Burmese FlagThe first family is originally from Burma but arrived in Phoenix via Thailand. The husband and wife both fled from the Burmese government and military with their parents who were farmers when they were about 6 years old. Both of them then lived in a refugee camp in Northern Thailand for 18 years. They met, married and had both of their children while living there. The father went to sporadic classes held in the camp and received the equivalent of a 9th grade education where he learned a little English. The whole family has been in Phoenix for a little more than 2 months. Dad is taking English classes and he already has a job in the evenings. Both parents are very happy to be in the USA because they don’t have to be afraid for their children and they feel like their children now have a future. Dad has a sister who has been living in Phoenix for nearly 2 years. They are very happy.

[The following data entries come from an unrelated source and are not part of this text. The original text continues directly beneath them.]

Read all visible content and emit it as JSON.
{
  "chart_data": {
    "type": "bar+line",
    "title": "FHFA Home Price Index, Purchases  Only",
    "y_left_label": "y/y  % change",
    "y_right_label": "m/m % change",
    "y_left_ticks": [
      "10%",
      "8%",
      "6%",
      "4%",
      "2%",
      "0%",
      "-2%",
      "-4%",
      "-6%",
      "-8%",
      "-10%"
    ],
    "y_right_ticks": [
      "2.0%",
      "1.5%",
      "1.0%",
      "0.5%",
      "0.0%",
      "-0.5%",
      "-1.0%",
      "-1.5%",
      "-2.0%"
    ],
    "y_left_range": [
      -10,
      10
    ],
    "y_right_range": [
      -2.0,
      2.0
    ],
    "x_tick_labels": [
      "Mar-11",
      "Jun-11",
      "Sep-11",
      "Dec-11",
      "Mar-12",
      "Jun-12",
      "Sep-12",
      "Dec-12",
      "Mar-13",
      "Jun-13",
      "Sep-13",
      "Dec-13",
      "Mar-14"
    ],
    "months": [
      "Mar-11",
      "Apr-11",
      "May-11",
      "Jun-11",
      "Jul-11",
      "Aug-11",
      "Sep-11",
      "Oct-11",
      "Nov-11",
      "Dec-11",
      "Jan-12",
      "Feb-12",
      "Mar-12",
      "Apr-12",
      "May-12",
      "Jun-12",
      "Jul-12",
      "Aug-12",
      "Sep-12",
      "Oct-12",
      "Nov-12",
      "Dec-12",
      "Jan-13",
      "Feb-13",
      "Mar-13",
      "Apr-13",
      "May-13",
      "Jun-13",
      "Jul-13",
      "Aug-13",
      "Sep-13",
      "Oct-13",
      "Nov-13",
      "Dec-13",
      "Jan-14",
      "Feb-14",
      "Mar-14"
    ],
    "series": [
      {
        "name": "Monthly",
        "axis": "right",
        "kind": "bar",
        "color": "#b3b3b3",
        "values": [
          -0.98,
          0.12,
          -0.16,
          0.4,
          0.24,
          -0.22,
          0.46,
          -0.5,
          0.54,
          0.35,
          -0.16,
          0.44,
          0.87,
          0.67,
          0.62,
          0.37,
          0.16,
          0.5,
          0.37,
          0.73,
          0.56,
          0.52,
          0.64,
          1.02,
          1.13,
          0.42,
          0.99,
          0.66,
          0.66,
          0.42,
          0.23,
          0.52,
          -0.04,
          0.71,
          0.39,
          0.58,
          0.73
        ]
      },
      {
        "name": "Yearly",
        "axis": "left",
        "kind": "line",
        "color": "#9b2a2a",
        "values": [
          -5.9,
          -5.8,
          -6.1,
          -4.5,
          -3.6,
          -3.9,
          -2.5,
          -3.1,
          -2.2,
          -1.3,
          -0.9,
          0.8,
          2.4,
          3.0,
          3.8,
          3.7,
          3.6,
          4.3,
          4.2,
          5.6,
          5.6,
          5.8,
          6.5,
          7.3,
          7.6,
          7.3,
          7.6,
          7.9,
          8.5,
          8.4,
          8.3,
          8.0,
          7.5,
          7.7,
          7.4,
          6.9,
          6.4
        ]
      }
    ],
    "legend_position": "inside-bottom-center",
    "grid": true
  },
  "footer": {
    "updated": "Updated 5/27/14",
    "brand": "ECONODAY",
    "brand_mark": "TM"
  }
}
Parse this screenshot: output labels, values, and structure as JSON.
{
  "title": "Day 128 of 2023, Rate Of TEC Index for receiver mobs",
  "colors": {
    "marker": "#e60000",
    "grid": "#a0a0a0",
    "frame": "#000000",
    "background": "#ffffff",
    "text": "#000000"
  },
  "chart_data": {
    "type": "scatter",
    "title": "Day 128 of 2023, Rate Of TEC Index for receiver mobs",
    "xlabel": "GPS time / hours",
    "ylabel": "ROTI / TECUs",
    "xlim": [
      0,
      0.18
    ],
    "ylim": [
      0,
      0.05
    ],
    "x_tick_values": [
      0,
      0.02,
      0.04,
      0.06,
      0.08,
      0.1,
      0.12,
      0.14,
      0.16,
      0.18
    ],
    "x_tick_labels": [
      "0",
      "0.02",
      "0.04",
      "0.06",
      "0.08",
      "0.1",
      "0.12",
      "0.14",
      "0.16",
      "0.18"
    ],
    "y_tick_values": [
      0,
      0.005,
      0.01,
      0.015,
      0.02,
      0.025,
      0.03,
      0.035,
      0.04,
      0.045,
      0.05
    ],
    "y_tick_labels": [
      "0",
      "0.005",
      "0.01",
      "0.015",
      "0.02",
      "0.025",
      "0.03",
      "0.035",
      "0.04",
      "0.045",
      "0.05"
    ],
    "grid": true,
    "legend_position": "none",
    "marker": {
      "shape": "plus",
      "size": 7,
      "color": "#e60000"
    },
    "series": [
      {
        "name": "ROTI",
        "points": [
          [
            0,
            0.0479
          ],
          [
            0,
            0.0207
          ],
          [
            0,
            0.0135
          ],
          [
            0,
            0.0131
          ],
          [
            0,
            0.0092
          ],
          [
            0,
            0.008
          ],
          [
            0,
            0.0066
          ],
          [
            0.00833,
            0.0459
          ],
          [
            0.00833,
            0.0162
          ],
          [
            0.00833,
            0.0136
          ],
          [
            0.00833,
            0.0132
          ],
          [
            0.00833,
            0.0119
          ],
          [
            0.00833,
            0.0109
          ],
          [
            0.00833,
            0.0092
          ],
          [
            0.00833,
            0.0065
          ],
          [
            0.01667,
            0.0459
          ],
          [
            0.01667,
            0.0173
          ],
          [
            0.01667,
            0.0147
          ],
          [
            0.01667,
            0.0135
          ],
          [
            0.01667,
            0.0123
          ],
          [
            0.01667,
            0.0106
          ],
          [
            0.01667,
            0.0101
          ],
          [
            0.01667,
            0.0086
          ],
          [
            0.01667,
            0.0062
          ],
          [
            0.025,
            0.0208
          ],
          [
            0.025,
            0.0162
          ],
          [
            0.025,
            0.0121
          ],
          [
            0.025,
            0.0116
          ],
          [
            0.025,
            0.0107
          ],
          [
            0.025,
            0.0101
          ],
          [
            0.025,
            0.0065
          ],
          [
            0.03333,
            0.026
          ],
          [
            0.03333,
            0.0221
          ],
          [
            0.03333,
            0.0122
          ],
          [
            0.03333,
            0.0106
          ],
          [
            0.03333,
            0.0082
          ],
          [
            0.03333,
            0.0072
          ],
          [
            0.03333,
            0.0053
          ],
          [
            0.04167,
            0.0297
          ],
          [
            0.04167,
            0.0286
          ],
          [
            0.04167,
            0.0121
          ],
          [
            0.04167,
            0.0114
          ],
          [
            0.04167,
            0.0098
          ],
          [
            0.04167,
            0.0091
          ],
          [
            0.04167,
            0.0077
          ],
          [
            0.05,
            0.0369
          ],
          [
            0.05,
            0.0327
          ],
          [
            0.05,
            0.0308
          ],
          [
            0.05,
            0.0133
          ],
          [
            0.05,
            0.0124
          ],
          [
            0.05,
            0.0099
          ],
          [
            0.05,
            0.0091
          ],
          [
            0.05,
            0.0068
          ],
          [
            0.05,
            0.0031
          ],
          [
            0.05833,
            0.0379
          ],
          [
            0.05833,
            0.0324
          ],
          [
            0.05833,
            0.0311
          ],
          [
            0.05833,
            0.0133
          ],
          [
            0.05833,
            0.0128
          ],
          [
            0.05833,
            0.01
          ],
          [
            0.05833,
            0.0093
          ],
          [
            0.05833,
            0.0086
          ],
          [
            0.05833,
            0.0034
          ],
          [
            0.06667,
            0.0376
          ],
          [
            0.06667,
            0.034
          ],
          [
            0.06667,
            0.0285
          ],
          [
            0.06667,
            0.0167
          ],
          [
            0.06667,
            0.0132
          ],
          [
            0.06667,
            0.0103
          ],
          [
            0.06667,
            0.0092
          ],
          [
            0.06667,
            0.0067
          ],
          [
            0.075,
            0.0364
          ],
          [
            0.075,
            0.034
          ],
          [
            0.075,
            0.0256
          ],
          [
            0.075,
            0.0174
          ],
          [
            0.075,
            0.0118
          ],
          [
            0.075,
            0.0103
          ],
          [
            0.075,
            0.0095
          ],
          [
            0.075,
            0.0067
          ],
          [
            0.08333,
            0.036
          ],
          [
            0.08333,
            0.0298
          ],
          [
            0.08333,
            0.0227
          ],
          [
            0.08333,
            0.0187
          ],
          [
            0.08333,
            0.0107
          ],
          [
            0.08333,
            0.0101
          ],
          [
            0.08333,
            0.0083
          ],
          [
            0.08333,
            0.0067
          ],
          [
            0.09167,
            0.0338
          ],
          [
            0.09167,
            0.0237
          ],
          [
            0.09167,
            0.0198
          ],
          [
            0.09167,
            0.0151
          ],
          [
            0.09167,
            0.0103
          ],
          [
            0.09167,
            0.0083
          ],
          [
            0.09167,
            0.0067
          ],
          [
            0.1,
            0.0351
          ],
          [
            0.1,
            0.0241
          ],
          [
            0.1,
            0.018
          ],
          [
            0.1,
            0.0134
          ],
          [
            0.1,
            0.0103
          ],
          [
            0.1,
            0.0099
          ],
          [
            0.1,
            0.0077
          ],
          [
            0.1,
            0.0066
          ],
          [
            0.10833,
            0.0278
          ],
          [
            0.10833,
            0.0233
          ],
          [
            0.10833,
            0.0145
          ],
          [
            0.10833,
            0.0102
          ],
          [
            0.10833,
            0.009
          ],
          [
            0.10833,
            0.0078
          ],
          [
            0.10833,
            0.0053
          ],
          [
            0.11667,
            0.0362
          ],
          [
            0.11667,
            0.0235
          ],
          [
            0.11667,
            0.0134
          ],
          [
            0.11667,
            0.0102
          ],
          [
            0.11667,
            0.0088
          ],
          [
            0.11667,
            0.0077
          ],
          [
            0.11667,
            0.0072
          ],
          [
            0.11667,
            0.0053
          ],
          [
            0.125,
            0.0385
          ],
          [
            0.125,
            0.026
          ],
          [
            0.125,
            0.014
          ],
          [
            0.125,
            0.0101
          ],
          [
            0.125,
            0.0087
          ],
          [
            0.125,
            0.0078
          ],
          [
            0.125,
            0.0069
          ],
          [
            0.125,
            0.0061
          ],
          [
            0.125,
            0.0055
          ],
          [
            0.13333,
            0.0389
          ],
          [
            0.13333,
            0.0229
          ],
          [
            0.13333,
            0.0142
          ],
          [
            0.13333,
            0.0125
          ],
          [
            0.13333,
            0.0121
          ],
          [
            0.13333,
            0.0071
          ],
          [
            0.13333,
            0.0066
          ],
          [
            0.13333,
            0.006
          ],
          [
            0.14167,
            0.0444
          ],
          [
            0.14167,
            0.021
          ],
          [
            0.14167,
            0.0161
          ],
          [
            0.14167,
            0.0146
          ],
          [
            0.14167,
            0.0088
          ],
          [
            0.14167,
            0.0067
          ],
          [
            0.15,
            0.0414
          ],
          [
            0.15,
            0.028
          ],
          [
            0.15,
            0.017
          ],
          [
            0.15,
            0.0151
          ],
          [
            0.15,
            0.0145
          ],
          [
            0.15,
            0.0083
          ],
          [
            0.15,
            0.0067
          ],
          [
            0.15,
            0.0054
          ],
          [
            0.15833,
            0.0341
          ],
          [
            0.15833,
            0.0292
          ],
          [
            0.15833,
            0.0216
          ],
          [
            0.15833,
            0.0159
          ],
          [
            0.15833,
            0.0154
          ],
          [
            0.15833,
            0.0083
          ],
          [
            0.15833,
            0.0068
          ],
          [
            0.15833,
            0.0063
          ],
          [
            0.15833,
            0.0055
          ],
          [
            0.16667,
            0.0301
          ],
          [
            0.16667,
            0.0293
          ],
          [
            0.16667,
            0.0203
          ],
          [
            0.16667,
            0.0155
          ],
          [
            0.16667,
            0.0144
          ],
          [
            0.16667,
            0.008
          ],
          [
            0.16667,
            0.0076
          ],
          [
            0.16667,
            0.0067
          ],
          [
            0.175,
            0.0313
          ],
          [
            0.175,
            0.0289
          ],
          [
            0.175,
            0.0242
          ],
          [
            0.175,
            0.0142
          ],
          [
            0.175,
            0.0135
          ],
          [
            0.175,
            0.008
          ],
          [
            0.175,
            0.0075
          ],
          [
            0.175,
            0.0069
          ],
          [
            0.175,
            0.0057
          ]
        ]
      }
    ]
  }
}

The second family recently arrived from the Congo via Malawi because of the civil war and the danger to the family. The mother is only 31 and the head of the household of 6 children the youngest who is only one. The father recently passed away while they were living in a refugee camp where they had been living for 7 years. The mother was not sure how she could keep her family on her own. She applied to the UN for refugee status and was sent here to Phoenix. The mother is looking forward to her older children starting school and getting a good education. She said that there were no reliable schools in the camp and that she and her family often went without food for 2 or 3 days. She is very happy and thankful to be living somewhere where her children don’t have to worry about food or water and where they can make a good life.

Our last family was another family of 13 originally from the Congo. They fled to Tanzania because of the civil war and poverty. They lived in a refugee camp there for 14 years. The father was a Math and Physics Teacher at a big school in the Congo. Recently in the refugee camp rebels from the Congo government had kidnapped him and tried to remove him from the Refugee camp, his wife went to the UN authorities after which they searched the entire camp and found him before he could be “relocated”. He and his immediate family were granted refugee status and moved to Phoenix – they had been here for only 6 days when we met them and were trying to adjust to the time changes amongst everything else. The father taught his children to read and write and encouraged his older children to teach other children inside the camp. His family, work and school are most important to him. The father’s two oldest sons are very interested in learning English quickly to get jobs and start school. Both the Father and the Mother are extremely grateful and thankful that they can give all their children a good future even though their resources are so limited now.